Students threw bottles of water and fruit at the protesters and a brawl broke out. One student was detained, but no one was charged or injured, according to the Los Angeles School Police Department.
Westboro Baptist Church members said they would return the next day. Former Santee teacher Ron Gochez organized a counter-rally with the Union del Barrio, a political group in San Diego, to support the students, as reported by KLTA.
On Wednesday, no protesters turned up.
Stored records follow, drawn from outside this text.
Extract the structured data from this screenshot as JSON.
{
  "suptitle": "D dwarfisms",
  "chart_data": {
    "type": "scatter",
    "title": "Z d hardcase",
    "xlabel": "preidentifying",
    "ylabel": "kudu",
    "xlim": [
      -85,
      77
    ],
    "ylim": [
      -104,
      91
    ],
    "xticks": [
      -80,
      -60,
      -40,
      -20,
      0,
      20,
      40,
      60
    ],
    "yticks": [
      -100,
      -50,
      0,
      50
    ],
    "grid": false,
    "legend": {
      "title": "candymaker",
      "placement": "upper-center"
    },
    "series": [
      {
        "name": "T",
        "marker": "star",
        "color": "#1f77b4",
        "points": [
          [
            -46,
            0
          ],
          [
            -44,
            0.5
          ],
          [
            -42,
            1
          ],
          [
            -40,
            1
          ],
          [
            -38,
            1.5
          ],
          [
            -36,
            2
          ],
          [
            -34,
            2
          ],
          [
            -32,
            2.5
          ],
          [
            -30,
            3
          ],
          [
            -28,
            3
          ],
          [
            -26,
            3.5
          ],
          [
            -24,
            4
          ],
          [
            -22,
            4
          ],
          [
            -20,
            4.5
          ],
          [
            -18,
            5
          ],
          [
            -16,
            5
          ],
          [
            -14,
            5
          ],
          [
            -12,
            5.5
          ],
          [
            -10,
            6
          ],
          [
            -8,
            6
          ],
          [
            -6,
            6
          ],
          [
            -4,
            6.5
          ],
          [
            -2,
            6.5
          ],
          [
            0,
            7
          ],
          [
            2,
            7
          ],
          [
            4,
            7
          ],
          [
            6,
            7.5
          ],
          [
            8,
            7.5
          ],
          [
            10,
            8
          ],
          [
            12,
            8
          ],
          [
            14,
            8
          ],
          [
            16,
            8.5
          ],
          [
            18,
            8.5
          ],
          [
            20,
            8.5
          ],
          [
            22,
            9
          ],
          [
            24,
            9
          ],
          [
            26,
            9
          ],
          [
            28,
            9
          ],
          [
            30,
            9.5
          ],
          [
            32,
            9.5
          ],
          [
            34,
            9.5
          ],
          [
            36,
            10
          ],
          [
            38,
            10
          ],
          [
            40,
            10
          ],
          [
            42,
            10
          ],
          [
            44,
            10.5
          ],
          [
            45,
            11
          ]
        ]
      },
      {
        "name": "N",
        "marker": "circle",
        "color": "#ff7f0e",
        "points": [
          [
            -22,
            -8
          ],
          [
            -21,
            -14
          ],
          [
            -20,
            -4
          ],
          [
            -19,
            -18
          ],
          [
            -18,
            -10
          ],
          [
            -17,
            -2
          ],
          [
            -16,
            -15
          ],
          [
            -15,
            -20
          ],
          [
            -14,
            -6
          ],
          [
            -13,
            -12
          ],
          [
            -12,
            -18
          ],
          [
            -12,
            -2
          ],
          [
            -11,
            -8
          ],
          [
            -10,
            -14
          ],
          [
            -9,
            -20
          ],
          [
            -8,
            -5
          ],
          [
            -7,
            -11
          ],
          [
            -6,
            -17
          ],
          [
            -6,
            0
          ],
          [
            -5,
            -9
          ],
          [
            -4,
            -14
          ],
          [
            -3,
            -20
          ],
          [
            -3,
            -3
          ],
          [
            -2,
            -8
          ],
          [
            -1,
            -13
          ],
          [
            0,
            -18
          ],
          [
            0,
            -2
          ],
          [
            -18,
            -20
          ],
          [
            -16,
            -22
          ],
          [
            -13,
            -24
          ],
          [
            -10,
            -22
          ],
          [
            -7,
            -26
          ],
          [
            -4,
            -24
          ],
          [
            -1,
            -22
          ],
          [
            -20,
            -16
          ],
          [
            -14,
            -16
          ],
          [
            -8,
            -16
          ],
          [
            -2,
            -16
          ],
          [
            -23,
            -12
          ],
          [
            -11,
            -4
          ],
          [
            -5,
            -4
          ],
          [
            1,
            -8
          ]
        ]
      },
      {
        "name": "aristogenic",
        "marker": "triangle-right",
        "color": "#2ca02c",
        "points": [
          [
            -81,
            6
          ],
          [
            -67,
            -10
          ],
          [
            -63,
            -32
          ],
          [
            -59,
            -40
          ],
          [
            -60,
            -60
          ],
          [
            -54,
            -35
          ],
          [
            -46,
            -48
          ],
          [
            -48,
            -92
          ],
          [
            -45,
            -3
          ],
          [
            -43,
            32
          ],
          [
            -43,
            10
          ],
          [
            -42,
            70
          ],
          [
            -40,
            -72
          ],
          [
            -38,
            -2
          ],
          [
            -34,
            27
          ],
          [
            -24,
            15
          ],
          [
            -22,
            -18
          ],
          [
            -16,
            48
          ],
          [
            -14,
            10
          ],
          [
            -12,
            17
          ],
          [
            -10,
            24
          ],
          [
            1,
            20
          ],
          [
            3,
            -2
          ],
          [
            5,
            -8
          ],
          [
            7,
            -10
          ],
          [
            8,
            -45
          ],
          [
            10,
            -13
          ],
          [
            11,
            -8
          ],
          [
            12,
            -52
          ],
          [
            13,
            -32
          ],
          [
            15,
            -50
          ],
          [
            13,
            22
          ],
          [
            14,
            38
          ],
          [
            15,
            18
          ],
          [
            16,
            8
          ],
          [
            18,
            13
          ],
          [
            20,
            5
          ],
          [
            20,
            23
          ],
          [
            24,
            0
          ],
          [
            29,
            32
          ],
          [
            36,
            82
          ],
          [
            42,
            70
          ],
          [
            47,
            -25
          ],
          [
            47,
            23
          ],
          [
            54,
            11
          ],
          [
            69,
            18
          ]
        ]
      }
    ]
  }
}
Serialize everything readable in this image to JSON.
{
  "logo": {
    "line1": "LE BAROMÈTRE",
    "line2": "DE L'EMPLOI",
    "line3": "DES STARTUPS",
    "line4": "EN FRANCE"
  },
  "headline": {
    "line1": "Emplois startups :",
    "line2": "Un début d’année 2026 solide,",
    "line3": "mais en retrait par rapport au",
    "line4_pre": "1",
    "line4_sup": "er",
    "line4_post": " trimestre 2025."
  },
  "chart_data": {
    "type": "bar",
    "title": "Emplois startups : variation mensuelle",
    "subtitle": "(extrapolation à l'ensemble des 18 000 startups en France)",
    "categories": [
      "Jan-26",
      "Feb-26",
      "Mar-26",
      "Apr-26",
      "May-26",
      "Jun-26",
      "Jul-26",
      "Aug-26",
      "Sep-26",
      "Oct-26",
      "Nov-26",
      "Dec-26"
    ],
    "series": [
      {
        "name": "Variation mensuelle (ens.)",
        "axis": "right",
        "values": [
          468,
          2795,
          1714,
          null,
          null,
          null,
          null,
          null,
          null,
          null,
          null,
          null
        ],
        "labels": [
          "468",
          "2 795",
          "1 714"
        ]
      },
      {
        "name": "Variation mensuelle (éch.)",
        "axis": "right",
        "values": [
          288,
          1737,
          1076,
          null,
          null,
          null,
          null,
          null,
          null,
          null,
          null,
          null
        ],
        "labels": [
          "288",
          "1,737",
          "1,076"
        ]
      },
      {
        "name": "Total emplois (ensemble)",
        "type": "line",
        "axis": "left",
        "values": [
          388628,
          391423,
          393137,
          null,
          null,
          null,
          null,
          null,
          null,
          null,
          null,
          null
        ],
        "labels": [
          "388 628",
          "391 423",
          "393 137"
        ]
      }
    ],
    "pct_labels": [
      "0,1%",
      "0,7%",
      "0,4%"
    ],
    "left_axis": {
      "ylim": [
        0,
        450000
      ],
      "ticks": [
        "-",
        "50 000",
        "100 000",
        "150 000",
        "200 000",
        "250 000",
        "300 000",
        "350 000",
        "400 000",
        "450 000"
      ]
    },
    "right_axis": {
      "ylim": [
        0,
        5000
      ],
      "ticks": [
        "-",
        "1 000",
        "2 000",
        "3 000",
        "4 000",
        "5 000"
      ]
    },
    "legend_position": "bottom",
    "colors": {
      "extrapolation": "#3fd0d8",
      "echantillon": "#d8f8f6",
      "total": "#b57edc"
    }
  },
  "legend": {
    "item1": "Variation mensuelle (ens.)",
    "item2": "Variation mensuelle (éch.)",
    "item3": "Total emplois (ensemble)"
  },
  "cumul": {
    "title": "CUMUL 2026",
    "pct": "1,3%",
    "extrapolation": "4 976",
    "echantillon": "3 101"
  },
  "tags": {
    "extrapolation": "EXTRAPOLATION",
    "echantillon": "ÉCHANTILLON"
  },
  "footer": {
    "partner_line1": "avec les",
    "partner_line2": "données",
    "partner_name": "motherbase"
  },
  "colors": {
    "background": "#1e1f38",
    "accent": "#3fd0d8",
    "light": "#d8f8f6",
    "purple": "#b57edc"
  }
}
Instead, students and campaigners waved rainbow flags and held signs saying: “Keep Calm, It’s Just A Toilet”.
“Yesterday, a small group of adults unsuccessfully attempted to discredit the brave actions of our students by protesting against the school’s recently approved gender-neutral restrooms,” Santee Principal Martin Gomez said in a statement. “Above all, we want to ensure the safety of our students despite outside factors and influencers.”
Some parents of the high school students have expressed concern that their sons and daughters might be bullied or abused in the new bathroom, but school officials said this activity could happen in any bathroom.
Santee student Alonzo Hernandez, a 16-year-old who transitioned from female to male last year, told the L.A. Times that he avoided using the bathroom for days.
“I just want to be able to use the restroom without being questioned,” he said.
Versions of the "bathroom bill" have rippled through the US, concentrating on the southern states, where lawmakers have gained momentum in passing bills that restrict and discriminate against gay, lesbian, bisexual and transgender people.